Just ahead of the year’s biggest download of cancer data, the maker of a closely watched drug has put itself up for sale, according to The Wall Street Journal.
That’s Tesaro, whose PARP inhibitor Zejula won FDA approval in March. That med launched soon after at a price of $118,000 per year, which Tesaro touted as lower than its head-to-head rivals in ovarian cancer, AstraZeneca’s Lynparza and Clovis Oncology’s Rubraca.
Analysts have pegged Zejula, or niraparib, as one of 2017’s biggest launches, with 2022 sales of $1.9 billion. That’s an enticing prospect for bigger companies looking to beef up their oncology businesses, but that very fact could make it an expensive prospect, too. Thanks to a big stock runup since Tesaro rolled out top-line Zejula data last July, the company’s market value as of Thursday morning was $8 billion.
The WSJ’s sources say Tesaro has requested offers from a variety of potential bidders over the past few weeks—but they also say potential acquirers aren’t exactly falling over themselves to pursue a deal.
Price is potentially one reason, obviously. Another? Would-be buyers might be waiting for the American Society of Clinical Oncology meeting this weekend, where AstraZeneca will present data on Lynparza and Tesaro will post data on a Zejula combination with Merck’s blockbuster PD-1 therapy Keytruda.
Every other PARP hopeful in the running will roll out its own data, too, across a range of cancers that Zejula might eventually want to tap.
Still another reason for the supposedly lukewarm interest: Pfizer’s $14 billion deal for Medivation—and its PARP med talazoparib—has come in for criticism lately.

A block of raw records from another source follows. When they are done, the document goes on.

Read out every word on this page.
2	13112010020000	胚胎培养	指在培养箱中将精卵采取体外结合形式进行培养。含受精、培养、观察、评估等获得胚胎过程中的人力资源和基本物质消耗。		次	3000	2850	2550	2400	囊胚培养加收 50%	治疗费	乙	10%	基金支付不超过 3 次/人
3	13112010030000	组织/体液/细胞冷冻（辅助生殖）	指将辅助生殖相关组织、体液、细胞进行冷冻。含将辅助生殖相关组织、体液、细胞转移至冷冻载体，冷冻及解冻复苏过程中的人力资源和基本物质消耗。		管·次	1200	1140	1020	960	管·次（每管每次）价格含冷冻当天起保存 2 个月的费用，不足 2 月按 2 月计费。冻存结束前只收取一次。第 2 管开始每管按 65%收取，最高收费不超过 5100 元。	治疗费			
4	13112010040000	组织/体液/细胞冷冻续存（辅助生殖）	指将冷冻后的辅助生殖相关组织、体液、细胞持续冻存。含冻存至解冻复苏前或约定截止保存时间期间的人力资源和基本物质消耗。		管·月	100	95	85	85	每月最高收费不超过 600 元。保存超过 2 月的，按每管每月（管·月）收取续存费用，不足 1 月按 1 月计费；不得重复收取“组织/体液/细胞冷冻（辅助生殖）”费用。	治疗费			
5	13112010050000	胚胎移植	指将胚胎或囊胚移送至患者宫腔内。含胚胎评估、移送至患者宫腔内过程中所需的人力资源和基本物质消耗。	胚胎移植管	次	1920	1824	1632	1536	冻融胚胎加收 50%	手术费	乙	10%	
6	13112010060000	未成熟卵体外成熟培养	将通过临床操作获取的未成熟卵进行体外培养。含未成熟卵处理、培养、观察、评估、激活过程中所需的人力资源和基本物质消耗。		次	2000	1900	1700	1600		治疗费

Zejula’s big sales projections rely on its ability to rack up new indications, including prostate cancer and breast cancer. And they rely on Zejula’s ability to stake out a piece of the PARP market. It’s a hot field, with more pipeline meds likely to add to the three competitors already jockeying for scripts; Pfizer’s forthcoming talazoparib, for instance.
AstraZeneca, meanwhile, is up for a new indication that would put it on more even footing with Zejula, which currently boasts a broader label. The U.K.-based drugmaker nabbed priority review at the FDA for use as a maintenance therapy, rather than third-line choice as it is now, and it could be positioning Zejula for an approval in patients without the BRCA mutation as well.
The fact that Pfizer has talazoparib on its way means it’s not the likeliest buyer for Tesaro, despite its willingness to consider deals of any and all sizes. Other possibilities? Gilead Sciences, which needs a big deal to rescue itself from hepatitis C decline, has said it’s interested in oncology, and Sanofi’s in the market for M&A up to $20 billion.
Then there’s Novartis, soon to have a cash stash after unloading Alcon, which doesn’t have a PARP drug in its pipeline. Or, just maybe Bristol-Myers Squibb, which has been bandied about as a takeover target itself, and doesn’t have a PARP drug, either.
Whether any of these deep-pocketed drugmakers would want to shell out for Tesaro remains to be seen, however. After ASCO, the picture could be clearer.